At the cottage, 1967

The first album Mr Fantasy was released in late 1967 and shows the differences between Winwood and Mason. Winwood was inclined to more jazzy numbers while Mason favoured the light melodies he had learned from the Jaguars. Although Mason left the band in December 1967, he returned to play on the second album, the eponymous Traffic (1968). A third album, the appropriately named Last Exit featured Mason for the last time. It’s a collection of bits and pieces; the second side is two cover numbers from a live concert). Winwood was easily lured away in 1969 when he formed Blind Faith with Eric Clapton and Ginger Baker. Blind Faith was short lived and Winwood eased into Ginger Baker’s Airforce. In 1970 when Wood started work on a solo album Mad Shadows. After Wood and Capaldi were brought in as session men the solo album morphed into the fourth Traffic album John Barleycorn Must Die.


At 34 minutes and 6 tracks, the musicianship on John Barleycorn Must Die is immediately apparent. The opening track Glad features organ and piano, presumably overdubbed by Winwood, with the piano having a Count Basie-like groove to it. Chris Wood’s flute on the second track Freedom Fighter is superb. Winwood plays all the instruments on Stranger to Himself when the technology was not all it is today. Cutting mag tape was a bit hit and miss; it’s much easier cutting a digital audio file. Empty Pages provides a foretaste of the vocal sound that was to become Winwood’s trademark, with a Phil Collins feel to the timing (Winwood played on Collins’ 1989 …But Seriously). The title track is a Winwood arrangement of a traditional English folk song. Wikipedia tells me that “the character of John Barleycorn is a personification of the important cereal crop barley and of the alcoholic beverages made from it, beer and whisky.” The closing track Every Mother’s Son is, in my view, the only weak track on the album. Over 7 minutes, it seems to lose its way and comes across as one of those pretentious tracks that led to the rise of punk in the mid 1970s.

Overall, the album is very good and listening to it now it has largely stood the test of time. It went gold in the US and set the scene for Traffic’s next three albums; The Low Spark of High Heeled Boys (platinum in the US), Shoot Out at the Fantasy Factory and When the Eagle Flies (both gold in the US). But most of all, Traffic provided a platform for Stevie Winwood’s subsequent success as a solo artist.

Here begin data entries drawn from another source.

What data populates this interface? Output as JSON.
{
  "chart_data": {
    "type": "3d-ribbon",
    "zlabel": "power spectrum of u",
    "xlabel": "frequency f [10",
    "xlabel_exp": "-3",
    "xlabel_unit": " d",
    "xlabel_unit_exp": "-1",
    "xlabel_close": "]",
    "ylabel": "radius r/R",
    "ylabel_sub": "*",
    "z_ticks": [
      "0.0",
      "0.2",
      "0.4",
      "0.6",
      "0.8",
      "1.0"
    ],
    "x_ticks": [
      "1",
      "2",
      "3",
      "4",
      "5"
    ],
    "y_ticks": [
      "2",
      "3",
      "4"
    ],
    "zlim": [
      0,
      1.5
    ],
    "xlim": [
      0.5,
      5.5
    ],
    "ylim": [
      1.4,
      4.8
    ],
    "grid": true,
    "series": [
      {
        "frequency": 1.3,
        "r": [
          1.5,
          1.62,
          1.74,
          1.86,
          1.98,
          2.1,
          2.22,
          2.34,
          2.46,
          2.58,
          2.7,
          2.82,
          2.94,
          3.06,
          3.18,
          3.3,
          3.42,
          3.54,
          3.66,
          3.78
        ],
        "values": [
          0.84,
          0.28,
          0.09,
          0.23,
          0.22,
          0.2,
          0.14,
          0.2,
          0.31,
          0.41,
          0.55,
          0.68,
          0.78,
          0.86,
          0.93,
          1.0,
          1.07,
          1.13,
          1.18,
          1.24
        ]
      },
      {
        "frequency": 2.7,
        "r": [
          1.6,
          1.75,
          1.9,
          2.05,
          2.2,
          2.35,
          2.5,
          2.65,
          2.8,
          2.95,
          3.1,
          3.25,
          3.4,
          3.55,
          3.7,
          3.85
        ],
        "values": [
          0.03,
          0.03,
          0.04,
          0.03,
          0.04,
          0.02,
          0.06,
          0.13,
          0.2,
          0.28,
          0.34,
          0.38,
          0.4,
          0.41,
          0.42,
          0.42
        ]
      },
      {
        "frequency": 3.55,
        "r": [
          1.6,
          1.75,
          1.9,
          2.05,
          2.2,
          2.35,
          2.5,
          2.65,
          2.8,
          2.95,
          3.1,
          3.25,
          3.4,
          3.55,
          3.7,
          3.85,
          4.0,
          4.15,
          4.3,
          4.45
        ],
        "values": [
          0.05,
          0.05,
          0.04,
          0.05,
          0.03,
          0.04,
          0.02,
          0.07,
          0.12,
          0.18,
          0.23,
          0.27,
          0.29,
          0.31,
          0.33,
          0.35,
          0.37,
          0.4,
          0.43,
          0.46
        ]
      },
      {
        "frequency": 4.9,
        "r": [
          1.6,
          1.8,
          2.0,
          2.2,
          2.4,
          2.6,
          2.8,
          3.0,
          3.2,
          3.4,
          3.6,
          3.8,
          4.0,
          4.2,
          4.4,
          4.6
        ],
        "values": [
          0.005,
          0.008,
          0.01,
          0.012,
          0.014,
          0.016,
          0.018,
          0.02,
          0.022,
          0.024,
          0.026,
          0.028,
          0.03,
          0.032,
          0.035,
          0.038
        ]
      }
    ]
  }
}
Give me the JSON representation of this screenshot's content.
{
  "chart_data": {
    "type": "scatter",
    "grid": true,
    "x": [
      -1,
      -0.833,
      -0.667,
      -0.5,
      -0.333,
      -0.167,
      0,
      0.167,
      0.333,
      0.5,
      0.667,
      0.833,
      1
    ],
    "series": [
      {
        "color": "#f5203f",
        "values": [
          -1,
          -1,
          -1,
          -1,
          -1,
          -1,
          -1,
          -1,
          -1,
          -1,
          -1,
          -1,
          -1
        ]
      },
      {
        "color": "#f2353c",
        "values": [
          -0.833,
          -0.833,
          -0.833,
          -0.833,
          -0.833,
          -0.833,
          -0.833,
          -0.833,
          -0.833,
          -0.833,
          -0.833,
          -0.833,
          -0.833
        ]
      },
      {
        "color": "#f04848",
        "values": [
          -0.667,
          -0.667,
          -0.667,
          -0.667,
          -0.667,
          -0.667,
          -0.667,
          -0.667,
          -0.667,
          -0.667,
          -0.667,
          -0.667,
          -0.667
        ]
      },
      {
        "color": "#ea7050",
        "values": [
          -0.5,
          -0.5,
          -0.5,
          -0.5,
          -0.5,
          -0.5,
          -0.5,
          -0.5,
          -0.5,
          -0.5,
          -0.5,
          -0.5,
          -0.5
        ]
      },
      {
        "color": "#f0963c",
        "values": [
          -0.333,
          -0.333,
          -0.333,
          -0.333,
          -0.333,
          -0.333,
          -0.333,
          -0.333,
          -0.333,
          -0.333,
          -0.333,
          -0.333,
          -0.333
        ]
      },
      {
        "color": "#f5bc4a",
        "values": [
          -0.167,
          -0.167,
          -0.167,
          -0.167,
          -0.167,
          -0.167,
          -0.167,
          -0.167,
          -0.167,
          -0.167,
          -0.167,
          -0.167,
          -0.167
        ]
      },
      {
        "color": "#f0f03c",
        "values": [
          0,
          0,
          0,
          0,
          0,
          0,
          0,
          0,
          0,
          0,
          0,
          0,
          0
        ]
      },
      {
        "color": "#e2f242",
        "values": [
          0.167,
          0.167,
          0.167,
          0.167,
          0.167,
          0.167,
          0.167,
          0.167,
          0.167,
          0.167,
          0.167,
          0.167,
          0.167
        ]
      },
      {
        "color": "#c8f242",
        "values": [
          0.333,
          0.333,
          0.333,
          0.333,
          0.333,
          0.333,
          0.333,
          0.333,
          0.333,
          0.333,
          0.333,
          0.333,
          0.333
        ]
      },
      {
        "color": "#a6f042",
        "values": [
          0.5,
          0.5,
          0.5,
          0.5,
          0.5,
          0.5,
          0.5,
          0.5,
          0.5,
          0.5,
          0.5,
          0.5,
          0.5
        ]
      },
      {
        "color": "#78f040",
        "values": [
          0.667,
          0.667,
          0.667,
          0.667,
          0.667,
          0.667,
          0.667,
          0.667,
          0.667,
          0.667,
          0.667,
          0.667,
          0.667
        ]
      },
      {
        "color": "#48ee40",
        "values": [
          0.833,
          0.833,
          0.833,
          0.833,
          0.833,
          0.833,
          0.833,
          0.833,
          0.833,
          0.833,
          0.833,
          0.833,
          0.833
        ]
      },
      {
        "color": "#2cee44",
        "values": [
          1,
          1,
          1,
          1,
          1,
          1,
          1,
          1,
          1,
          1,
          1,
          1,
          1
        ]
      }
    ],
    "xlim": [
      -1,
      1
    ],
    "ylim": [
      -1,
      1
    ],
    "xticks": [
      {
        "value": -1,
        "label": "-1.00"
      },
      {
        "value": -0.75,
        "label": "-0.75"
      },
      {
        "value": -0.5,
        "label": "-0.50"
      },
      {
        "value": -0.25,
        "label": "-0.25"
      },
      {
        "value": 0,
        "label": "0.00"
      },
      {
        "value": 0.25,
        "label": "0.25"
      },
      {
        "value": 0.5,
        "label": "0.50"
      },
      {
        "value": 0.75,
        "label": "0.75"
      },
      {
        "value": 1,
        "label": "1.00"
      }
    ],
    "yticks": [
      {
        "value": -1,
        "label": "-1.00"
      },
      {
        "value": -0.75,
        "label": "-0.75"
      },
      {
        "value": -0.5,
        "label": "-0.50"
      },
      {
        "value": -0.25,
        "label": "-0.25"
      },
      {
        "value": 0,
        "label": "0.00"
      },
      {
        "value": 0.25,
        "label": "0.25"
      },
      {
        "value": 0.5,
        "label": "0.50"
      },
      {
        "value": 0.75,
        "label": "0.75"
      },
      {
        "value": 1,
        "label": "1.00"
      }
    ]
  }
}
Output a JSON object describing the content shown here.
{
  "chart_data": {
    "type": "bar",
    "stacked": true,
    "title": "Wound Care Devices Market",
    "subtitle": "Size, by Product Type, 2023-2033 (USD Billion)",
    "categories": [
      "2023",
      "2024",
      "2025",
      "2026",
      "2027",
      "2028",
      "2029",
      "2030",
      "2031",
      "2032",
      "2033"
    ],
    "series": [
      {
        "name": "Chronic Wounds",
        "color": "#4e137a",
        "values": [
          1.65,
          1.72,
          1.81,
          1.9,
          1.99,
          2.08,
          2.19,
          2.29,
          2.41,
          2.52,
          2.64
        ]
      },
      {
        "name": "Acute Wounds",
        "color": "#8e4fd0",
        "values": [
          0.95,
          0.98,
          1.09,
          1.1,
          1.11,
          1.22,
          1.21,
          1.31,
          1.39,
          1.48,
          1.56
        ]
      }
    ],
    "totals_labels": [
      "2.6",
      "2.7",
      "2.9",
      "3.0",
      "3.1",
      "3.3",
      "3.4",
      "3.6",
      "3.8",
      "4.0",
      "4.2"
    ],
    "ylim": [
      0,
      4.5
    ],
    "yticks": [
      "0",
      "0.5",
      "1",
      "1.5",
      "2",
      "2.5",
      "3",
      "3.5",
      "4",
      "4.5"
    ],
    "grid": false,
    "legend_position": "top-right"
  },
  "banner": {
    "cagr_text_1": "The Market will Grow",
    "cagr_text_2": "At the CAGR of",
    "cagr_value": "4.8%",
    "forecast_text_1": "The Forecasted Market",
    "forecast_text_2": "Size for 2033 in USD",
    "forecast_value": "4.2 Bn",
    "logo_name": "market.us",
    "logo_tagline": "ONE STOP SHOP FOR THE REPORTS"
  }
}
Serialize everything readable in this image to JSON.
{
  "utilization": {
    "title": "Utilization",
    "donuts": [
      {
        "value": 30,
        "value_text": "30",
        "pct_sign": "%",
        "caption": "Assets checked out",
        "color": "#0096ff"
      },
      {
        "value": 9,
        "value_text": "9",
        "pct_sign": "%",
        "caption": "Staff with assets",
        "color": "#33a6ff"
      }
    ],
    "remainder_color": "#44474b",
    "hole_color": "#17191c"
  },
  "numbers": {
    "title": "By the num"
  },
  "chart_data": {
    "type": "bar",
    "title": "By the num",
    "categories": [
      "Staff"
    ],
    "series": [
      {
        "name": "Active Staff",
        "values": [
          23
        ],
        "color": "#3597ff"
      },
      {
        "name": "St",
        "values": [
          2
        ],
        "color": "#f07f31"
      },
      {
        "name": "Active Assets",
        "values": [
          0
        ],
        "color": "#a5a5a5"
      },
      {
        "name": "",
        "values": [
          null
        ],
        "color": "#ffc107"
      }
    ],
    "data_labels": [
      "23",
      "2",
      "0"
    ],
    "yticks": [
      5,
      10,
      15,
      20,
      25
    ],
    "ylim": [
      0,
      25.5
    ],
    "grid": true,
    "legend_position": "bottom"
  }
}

Connections: Macman and I have set ourselves a challenge. We will try to find a connection between the “Fifty years on” albums as we go over the next few months. So, what’s the connection between Rod Stewart and Traffic? After all, Rod is a Londoner and Traffic were essentially Birmingham-based. Well, the connection is Millie Small of My Boy Lollipop fame. Rod is alleged to have played the harmonica solo on My Boy Lollipop. Millie Small sang on I’m Blue (Gong Gong Song) on the Spencer Davis Group’s first album imaginatively called Their First Album. The title of the second album was equally imaginative: The Second Album.